You'll increasingly NOT be working with ClojureScript into the future since the leadership made the baffling decision to switch future new front-end development to TypeScript. For an engineering team that likes to promote Clojure and their commitment to it etc etc, this is a really, really bizarre decision for them to have made. The only thing that will be keeping ClojureScript around long-term is the existing tech debt in the main product.
Speaking of tech debt ... there is a lot of that. This is a mostly older code base, and it shows. The leadership speaks about tackling this, and even spun off a separate team to look into some of the biggest issues. But honestly, they (so far) just seem to be sweeping problems under the rug by adding extra layers on top. Not really solving any of the underlying problems and just adding brand new ways for developers to encounter random, unexpected local dev environment problems day-to-day.

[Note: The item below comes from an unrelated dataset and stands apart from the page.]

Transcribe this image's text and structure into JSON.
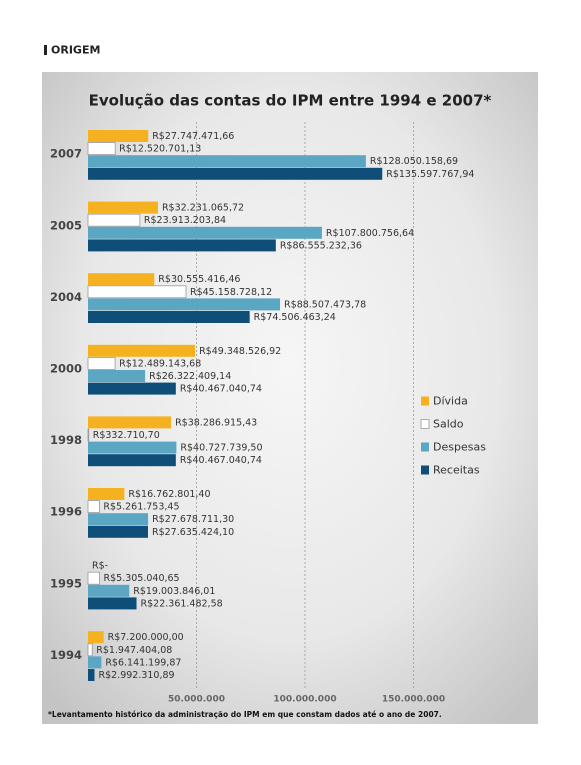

Speaking from the engineering side of things. leadership is the biggest problem at this company. On the surface, everyone seems happy and positive and great overall. Once you peek under the hood you see that things are very disorganized. They seem to be really unaware of what is going on within the various engineering teams, or just turning a blind-eye to the very real problems. Several big problems with the project I was on were blamed solely on the guy who had just left (in reality, they were not solely his fault, there was *plenty* of blame to go around). This blame was casually thrown around by multiple levels of management, so they're all in on it. I was actually surprised at how I didn't have to even prod at all before these "leaders" just casually blamed the guy. This kind of thing is just another indication that leadership don't know what the problems really are and they're just reacting day to day with no plan.
There's a lot of things like this that just left me with the feeling that the seemingly happy/enthusiastic culture is just mostly fake. Just a thin layer papering over the problems.